35.7 hours played
Written 2 months ago
The (unfortunately short) cutscenes are the best part of the game. Honestly, maybe the only good part of the game. Kinda seems like the project would have been better if it wasn't a game at all, and they just stuck to animation. There are some very strange design choices that are at serious odds with one another and despite the time I've put into the game, I can't recommend it to pretty much anyone.
The devs don't really seem to know what they wanted out of their gameplay loop. You're encouraged to go off the main path to open chests and get more loot, but very few of the maps are forgiving enough on timing to actually run the extra ground without the song running over, which automatically gives you the worst rating possible for a map. And the loot from the end-mission chest is supposedly determined by your performance (I'm not sure I buy that, maybe it's a scalar but the RNG aspect is very unforgiving and some of my best runs have not felt very rewarding), so even if you get a few extra chests out of it lowering your score to do so also actively penalizes you. I did not obsessively use the dash mechanic for mobility, so it's possible that system was designed with that in mind... but that's pretty unforgiving for people who aren't great at rhythm games. I generally enjoy a good rhythm game, which is why I bought this to play with friends, but I'm not great and adding that many unnecessary actions to the gameplay loop would certainly have caused me to lose the chain or miss notes far more.
On the note of friends, this game is honestly a hot mess when played in multiplayer. My friends and I did not last long on our joint play-through, and had a much better (but still fundamentally flawed) experience playing solo and just hanging out with each other in chat. The way the game anchors your cameras to one another can seriously screw up gameplay when the camera fights you, and then the more players you have the more of a mess the screen becomes with people crossing paths and filling the screen with bullet spam. It was pretty much unplayable for a casual group.
The entire beat and metronome system just doesn't feel very good, either. There's technically a pulsing cursor in front of your character, but the metronome interface at the bottom of the screen is the only default way to figure out how different some areas and songs can be from one another. I did eventually figure out that I could turn on an audible metronome in the settings, and that helped so much that I wondered why it wasn't on by default. More than that, though, a rhythm game really needs to be consistent and this game just isn't. Having to calibrate latency and such is fine, but it shouldn't feel like some maps you need to be a little early and some maps you need to be a little late. Seems to be a performance thing, I think, because the arena/horde maps were the worst affected... and no, it's not a problem with my device, my PC handily exceeds the game's recommended specs. It's just not as well-optimized and buttery-smooth as a rhythm game really needs to be.
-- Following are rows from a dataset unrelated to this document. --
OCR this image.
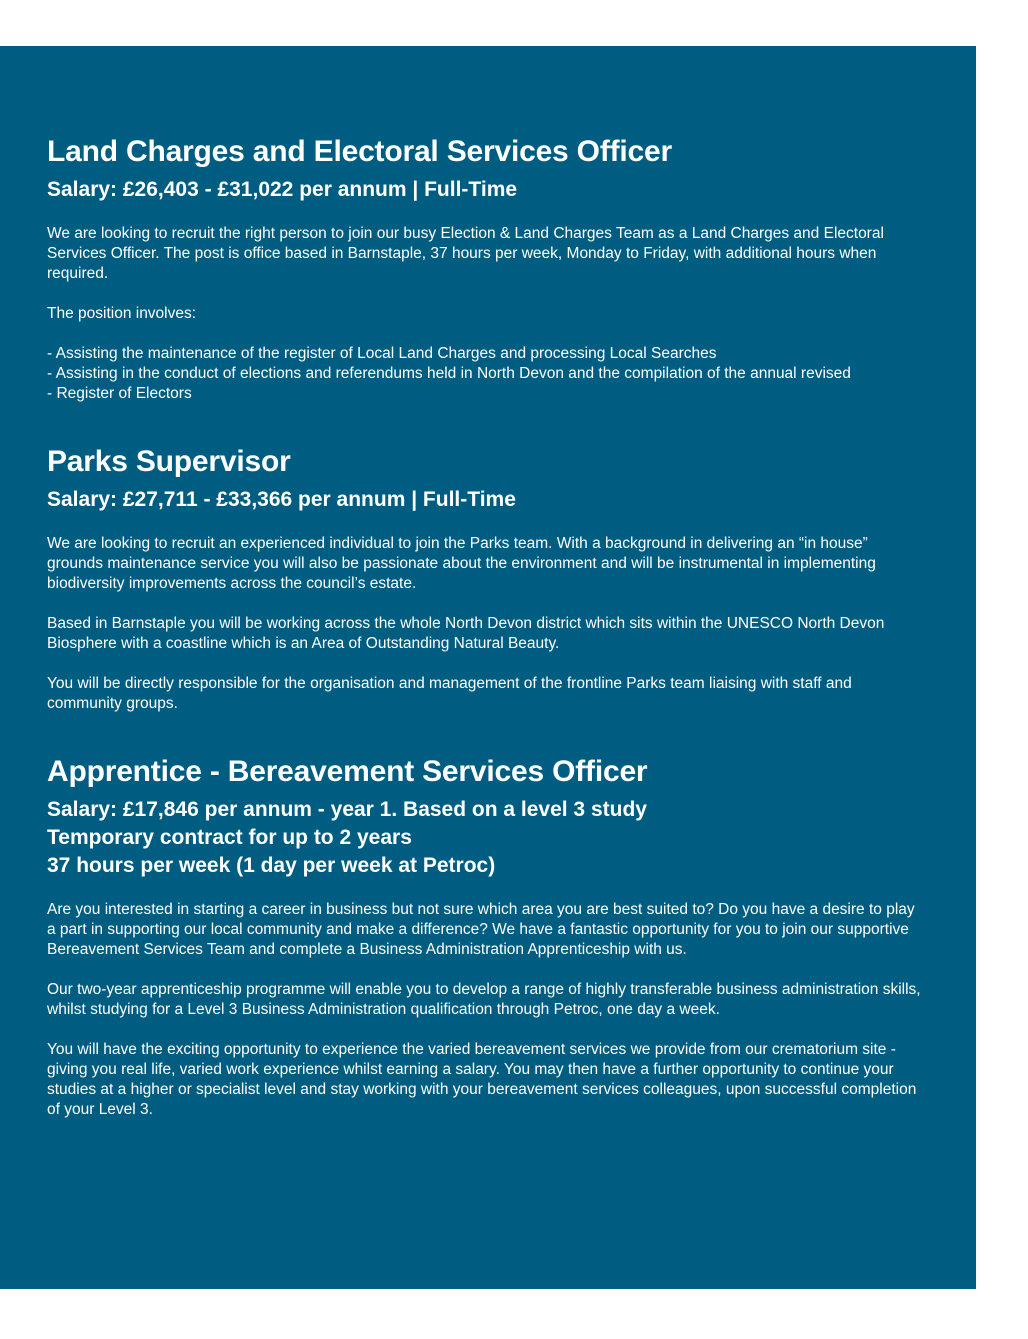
Land Charges and Electoral Services Officer
Salary: £26,403 - £31,022 per annum | Full-Time

We are looking to recruit the right person to join our busy Election & Land Charges Team as a Land Charges and Electoral Services Officer. The post is office based in Barnstaple, 37 hours per week, Monday to Friday, with additional hours when required.

The position involves:

- Assisting the maintenance of the register of Local Land Charges and processing Local Searches
- Assisting in the conduct of elections and referendums held in North Devon and the compilation of the annual revised
- Register of Electors
Parks Supervisor
Salary: £27,711 - £33,366 per annum | Full-Time

We are looking to recruit an experienced individual to join the Parks team. With a background in delivering an “in house” grounds maintenance service you will also be passionate about the environment and will be instrumental in implementing biodiversity improvements across the council’s estate.

Based in Barnstaple you will be working across the whole North Devon district which sits within the UNESCO North Devon Biosphere with a coastline which is an Area of Outstanding Natural Beauty.

You will be directly responsible for the organisation and management of the frontline Parks team liaising with staff and community groups.

Apprentice - Bereavement Services Officer
Salary: £17,846 per annum - year 1. Based on a level 3 study
Temporary contract for up to 2 years
37 hours per week (1 day per week at Petroc)

Are you interested in starting a career in business but not sure which area you are best suited to? Do you have a desire to play a part in supporting our local community and make a difference? We have a fantastic opportunity for you to join our supportive Bereavement Services Team and complete a Business Administration Apprenticeship with us.

Our two-year apprenticeship programme will enable you to develop a range of highly transferable business administration skills, whilst studying for a Level 3 Business Administration qualification through Petroc, one day a week.

You will have the exciting opportunity to experience the varied bereavement services we provide from our crematorium site - giving you real life, varied work experience whilst earning a salary. You may then have a further opportunity to continue your studies at a higher or specialist level and stay working with your bereavement services colleagues, upon successful completion of your Level 3.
I've noticed in my brief skim through the reviews that many negative ones say the songs are super forgettable. I don't entirely agree with that point as a criticism on the game, it's down to taste. There are a lot of songs I'm quite meh on in the game, but there are some that I genuinely liked, too. No rhythm game is realistically going to be 100% bangers for everyone who experiences it. And there are plenty of better criticisms against the game.
All-in-all, it says an awful lot about the game that an achievement which is just a few hours into the game has been reached by only 10% of players. I honestly don't quite understand how this game has overall positive reviews, when it's evidently a very small percentage of its players that actually gives it too much of a chance and gets very far with it. A lot of the reviews have so little playtime, like barely over the two hours necessary to deny possible refunds, that I feel pretty vindicated in saying the game makes an okay first impression, but lacks the polish or depth to actually hold the average player's attention.
I said in my initial review (don't know if it flags that this has been edited and extended, but it has) that I was going to at least finish the story and farm the easier achievements, since I like to keep my average achievement completion high. That's another aspect of their design that I fundamentally disagree with, since a good number of their achievements are just grindaholic/busywork meant to artificially extend their playtime. I'm the kind of player they get a partial bite from... but 95% completion is good enough that the last few aren't worth anything but disdain even from an achievement ***** like me.